"We few, we happy few, we band of brothers." If you heard Henry V give this rousing speech prior to the Battle of Agincourt in Shakespeare's play, you would be impressed. If you heard a band of 3rd graders, dressed in medieval regalia, reciting it with swords drawn and shields wielded, you would feel inspired. Now imagine if you were one of those 3rd graders! It's unforgettable!
Experiencing the Humanities
Welcome to experiencing the humanities. Educators have long used the art of pretend, of drama, of reenactment to seal in knowledge of history. In some schools the subject is called Humanities because it encompasses not just historical facts and figures, but the human side of ages past. What were those soldiers feeling as King Henry V urged them toward impossible odds in battle? Where did the pioneers find the courage to venture across the the Mississippi and beyond? How did the Native Americans feel about them doing it? What about Irish immigrants? Civil rights protesters? Or in my sixth grade class, how did those ancients build those pyramids??! (Still somewhat of a puzzlement.)
Techniques and Tools
Teachers use all sorts of techniques to make their subject come alive. Tenth graders don't just read The Canterbury Tales, they take a story and act it out for the third graders at their annual Medieval Festival. The play, "The Nun’s Priest Tale" was fully costumed, with bumblebees, hens, and a sly fox who entered to the theme music of "The Pink Panther." The rooster and his favorite hen danced to "Love is an Open Door" and there was even a sword fight at the end to the theme music of "Pirates of the Caribbean." The third grade audience got to give thumbs up or down for the outcome. (What do you think they chose?)
Who won the Trojan War--was it the Greeks or the Trojans? And what was the date? Do you remember from your school days? But what if you sang a song about it while wearing a toga? What if you were chosen to be Helen of Troy, “the face that launched 1000 ships?” Would you remember it then? Second graders acting out “The Golden Apple” will never forget. When they get to sixth grade to study again the Golden Age of Greece, they bubble over with stories of who played Zeus, Paris, and Aphrodite four years prior. They remember who Agamemnon was (and know how to pronounce his name) so that when they hear stories of archaeologists like Heinrich Schliemann finding “Agamemnon’s Death Mask” (although it really wasn’t), it makes so much sense.
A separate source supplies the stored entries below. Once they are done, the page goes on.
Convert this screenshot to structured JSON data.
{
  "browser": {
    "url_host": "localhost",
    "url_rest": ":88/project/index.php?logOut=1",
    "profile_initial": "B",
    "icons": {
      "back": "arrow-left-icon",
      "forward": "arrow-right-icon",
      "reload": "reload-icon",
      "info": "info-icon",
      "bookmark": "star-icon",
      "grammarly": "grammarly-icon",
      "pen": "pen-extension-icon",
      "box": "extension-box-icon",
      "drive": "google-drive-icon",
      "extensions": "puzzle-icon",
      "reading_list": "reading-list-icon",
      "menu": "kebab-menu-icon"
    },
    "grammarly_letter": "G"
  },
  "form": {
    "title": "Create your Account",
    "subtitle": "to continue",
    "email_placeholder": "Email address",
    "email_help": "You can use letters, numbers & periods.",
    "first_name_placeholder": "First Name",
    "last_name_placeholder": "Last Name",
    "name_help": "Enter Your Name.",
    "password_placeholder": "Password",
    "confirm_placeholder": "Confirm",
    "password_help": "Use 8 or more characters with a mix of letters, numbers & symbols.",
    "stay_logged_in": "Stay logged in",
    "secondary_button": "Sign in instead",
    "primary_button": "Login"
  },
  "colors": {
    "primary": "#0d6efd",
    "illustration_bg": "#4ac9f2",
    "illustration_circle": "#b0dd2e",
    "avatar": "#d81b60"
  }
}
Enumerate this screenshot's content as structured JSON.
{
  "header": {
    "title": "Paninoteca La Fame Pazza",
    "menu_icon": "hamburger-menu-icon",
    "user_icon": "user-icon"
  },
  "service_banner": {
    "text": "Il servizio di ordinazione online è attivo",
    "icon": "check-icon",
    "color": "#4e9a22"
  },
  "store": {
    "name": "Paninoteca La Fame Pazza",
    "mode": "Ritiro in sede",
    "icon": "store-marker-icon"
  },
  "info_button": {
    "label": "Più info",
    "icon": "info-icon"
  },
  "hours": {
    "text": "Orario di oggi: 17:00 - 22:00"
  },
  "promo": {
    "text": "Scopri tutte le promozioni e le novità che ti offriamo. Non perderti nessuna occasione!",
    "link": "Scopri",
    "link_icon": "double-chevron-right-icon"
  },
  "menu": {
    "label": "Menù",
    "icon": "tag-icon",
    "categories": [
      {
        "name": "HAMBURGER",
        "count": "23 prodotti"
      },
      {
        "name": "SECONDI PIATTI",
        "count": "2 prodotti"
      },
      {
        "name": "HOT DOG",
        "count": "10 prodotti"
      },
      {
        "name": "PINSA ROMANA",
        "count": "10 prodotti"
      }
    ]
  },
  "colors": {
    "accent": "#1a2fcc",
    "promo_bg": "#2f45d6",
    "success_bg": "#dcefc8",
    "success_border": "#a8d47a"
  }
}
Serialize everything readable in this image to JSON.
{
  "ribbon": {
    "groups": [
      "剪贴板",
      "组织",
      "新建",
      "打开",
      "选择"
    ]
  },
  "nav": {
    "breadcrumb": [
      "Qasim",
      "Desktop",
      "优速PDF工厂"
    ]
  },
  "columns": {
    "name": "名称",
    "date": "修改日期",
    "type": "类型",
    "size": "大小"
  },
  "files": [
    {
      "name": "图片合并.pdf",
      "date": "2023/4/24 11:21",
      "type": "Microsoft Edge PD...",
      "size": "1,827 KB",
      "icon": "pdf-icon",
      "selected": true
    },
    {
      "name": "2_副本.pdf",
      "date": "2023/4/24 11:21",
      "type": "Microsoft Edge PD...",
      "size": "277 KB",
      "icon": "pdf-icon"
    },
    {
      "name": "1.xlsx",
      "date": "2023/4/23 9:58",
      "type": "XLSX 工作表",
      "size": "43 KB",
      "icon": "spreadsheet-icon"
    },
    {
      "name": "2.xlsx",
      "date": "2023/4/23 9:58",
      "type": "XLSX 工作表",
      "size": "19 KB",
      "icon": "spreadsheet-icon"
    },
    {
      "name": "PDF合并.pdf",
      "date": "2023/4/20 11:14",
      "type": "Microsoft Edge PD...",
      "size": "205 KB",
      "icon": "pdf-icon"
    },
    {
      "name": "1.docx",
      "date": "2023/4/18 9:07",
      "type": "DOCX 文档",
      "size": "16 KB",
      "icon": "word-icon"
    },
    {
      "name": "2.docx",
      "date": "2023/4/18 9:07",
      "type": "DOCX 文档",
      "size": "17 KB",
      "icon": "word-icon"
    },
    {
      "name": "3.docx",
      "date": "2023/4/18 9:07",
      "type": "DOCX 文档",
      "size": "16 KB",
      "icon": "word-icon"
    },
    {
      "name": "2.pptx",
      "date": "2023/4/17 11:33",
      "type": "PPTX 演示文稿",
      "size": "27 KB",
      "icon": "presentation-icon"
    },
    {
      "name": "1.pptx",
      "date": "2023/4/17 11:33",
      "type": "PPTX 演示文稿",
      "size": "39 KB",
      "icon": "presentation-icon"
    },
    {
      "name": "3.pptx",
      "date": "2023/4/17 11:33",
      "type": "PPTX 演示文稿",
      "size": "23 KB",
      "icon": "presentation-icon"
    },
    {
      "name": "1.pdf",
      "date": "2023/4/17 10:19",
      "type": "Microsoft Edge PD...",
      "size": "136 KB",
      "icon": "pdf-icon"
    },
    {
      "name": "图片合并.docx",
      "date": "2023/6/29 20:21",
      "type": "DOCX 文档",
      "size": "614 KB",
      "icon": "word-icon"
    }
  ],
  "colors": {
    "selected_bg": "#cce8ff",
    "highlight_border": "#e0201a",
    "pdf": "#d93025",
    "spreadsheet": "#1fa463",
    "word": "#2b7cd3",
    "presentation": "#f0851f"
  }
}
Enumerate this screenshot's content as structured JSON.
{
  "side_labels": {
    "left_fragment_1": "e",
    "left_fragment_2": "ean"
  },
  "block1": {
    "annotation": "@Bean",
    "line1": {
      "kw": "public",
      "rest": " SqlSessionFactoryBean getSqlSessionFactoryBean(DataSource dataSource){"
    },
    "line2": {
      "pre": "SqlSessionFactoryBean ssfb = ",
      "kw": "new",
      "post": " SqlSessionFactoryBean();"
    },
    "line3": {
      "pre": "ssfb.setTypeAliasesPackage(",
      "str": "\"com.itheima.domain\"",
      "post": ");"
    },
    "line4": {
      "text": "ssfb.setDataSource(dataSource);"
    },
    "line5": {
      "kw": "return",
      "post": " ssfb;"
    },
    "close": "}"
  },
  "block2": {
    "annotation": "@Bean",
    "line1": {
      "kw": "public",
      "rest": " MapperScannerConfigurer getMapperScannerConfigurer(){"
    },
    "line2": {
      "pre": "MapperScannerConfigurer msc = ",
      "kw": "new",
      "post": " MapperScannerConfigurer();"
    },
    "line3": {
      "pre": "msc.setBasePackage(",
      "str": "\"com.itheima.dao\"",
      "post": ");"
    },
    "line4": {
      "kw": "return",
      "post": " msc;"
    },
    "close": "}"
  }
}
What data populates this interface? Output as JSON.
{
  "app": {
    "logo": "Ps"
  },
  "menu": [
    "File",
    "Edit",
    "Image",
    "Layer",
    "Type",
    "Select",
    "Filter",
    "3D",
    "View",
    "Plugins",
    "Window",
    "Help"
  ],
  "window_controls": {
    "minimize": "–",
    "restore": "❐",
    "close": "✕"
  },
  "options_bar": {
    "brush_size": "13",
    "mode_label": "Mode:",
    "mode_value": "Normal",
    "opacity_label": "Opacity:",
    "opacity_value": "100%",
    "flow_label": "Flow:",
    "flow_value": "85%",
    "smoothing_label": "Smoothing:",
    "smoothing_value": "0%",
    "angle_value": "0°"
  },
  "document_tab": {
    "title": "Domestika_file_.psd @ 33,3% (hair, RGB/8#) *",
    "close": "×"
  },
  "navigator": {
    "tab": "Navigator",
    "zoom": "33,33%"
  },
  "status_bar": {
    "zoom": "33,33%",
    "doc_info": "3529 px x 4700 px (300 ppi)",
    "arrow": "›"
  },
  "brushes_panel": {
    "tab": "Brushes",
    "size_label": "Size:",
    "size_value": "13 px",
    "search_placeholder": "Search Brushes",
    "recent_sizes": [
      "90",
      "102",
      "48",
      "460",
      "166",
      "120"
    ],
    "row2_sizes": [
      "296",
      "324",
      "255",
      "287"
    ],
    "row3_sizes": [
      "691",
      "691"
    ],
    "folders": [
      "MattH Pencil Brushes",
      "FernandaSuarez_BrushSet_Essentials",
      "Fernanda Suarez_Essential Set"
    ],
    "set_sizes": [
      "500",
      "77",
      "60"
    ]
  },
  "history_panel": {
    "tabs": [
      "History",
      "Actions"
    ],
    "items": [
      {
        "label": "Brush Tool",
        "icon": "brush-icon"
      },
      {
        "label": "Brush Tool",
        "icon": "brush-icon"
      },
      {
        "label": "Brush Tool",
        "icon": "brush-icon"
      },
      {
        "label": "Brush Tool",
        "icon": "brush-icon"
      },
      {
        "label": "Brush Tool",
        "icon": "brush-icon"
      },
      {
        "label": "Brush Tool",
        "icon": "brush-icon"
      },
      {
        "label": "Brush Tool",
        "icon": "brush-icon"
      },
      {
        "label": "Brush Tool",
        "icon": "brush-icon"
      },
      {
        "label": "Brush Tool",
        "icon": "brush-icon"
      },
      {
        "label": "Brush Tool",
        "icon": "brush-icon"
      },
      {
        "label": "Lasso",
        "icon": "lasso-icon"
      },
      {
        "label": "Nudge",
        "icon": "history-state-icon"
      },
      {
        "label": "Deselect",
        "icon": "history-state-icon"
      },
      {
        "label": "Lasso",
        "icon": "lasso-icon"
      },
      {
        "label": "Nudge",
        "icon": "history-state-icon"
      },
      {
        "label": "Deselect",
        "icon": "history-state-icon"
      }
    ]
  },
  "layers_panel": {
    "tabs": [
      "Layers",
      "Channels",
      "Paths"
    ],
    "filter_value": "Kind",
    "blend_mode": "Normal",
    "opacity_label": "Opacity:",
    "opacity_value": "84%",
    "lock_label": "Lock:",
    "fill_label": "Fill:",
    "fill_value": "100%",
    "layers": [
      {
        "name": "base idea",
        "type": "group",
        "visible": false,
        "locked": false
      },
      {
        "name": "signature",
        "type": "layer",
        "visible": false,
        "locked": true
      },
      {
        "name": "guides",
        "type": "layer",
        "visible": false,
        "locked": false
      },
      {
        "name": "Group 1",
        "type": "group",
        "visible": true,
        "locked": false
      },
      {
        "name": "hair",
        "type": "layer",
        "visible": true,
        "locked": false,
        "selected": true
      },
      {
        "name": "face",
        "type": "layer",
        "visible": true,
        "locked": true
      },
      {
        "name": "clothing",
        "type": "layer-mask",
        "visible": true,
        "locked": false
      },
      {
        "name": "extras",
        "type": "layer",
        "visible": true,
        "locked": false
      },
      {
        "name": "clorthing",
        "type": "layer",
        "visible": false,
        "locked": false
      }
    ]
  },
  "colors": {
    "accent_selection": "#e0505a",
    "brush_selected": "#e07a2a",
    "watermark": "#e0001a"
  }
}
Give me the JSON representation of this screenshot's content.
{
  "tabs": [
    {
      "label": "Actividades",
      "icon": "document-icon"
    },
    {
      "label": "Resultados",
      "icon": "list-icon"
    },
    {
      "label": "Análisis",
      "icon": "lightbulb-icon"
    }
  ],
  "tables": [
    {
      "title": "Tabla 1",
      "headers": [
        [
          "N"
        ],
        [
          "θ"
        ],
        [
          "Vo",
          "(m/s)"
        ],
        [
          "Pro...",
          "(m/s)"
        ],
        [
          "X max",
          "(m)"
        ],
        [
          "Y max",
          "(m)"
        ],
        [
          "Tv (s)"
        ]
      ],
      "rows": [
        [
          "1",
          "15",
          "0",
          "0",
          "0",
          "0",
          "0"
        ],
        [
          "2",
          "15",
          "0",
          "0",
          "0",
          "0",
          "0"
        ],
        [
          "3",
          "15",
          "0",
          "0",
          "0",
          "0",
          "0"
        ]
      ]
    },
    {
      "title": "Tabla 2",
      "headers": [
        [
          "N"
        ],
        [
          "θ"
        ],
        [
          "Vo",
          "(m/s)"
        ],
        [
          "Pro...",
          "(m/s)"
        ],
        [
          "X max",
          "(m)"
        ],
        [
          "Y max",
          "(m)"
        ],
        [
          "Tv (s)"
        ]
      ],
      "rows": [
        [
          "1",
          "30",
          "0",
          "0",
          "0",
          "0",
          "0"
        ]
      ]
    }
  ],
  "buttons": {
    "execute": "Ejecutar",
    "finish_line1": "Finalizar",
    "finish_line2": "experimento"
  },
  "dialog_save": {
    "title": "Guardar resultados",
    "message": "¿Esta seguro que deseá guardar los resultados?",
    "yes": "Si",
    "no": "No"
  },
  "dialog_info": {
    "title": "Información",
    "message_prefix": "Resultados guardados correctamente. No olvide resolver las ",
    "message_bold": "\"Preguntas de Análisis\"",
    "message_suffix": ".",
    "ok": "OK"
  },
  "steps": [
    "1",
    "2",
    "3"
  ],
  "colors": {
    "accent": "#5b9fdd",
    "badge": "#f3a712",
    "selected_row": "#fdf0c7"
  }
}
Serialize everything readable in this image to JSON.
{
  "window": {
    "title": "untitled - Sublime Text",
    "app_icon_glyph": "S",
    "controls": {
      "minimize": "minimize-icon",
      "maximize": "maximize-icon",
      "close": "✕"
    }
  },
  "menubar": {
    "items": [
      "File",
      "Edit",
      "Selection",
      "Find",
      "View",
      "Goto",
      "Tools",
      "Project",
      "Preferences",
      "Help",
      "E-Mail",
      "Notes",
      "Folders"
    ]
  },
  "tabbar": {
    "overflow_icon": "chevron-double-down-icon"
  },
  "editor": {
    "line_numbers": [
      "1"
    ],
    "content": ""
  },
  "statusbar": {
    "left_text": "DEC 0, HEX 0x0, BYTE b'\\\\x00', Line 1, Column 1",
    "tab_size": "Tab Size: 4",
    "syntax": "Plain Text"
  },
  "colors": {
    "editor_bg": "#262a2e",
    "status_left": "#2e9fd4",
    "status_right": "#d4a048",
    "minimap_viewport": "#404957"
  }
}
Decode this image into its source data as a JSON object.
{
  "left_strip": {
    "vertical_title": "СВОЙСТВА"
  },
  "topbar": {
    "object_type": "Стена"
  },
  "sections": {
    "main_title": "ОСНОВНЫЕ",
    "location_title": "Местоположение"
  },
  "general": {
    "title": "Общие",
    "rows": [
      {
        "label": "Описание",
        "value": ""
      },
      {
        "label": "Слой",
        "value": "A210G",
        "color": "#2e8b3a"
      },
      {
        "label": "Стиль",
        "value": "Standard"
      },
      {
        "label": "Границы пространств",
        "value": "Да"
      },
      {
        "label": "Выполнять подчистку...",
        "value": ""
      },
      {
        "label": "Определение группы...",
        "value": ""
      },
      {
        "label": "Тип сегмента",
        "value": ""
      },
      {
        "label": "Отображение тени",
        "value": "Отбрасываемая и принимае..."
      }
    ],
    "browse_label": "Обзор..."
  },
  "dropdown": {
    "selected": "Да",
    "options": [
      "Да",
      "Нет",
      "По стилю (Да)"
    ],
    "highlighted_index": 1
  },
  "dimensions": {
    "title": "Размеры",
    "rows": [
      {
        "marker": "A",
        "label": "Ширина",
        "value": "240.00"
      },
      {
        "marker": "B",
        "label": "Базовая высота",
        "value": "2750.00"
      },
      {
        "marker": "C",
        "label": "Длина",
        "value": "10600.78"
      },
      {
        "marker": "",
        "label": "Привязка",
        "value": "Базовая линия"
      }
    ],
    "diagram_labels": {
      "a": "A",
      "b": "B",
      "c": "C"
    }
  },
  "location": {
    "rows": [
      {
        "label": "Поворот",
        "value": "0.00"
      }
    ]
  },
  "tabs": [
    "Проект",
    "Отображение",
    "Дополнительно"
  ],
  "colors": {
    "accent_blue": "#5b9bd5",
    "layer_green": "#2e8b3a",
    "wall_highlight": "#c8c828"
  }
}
Later in 6th grade, students dress up in togas themselves and take on the personalities of famous Greek men in a symposium. They try to convince the other members of the class that they are, indeed, the most famous of all. Years later, high schoolers may be found still arguing about it --Pericles or Plato? Aristotle or Eratosthenes?
What about those pioneers? If you dress up a fifth grader in buckskin, hand him a wooden rifle and a coonskin hat, do you think he’ll remember the Oregon Trail? How about if he fords a stream, eats stew from a big black kettle, and meets a Native American guide to lead him? Think he’ll remember then? I guarantee he will.
Making History Come Alive
History comes alive when students experience it. Fourth graders at Covenant Classical take on personas from Colonial America. They memorize their personal information, journal their experiences, create “shops” and then open a marketplace for the rest of the student body to come learn. There is a baker who lets us sample a bit of gingerbread; there is the silversmith who shows us how to smelt the silver; a blacksmith hammers away at his/her forge; a seamstress displays neat little stitches on a quilt. Each can tell you of the trade’s value within the community.
Seventh graders must memorize the Declaration of Independence. Seems impossible, right? But once they put Thomas Jefferson on trial to determine if he, the writer, lived up to his own written ideals, they are more motivated.
If “those who refuse to consider history are condemned to repeat it,” then those who experience history are destined to remember it. Don’t you wish you could go back to school and learn to love history? (Oh, you can--as a parent volunteer! All fellow sojourners welcomed!)
BIO: Terry Cross is a sixth grade teacher and eternal “pretender.” She still has a box of play-clothes at her house. And one at school.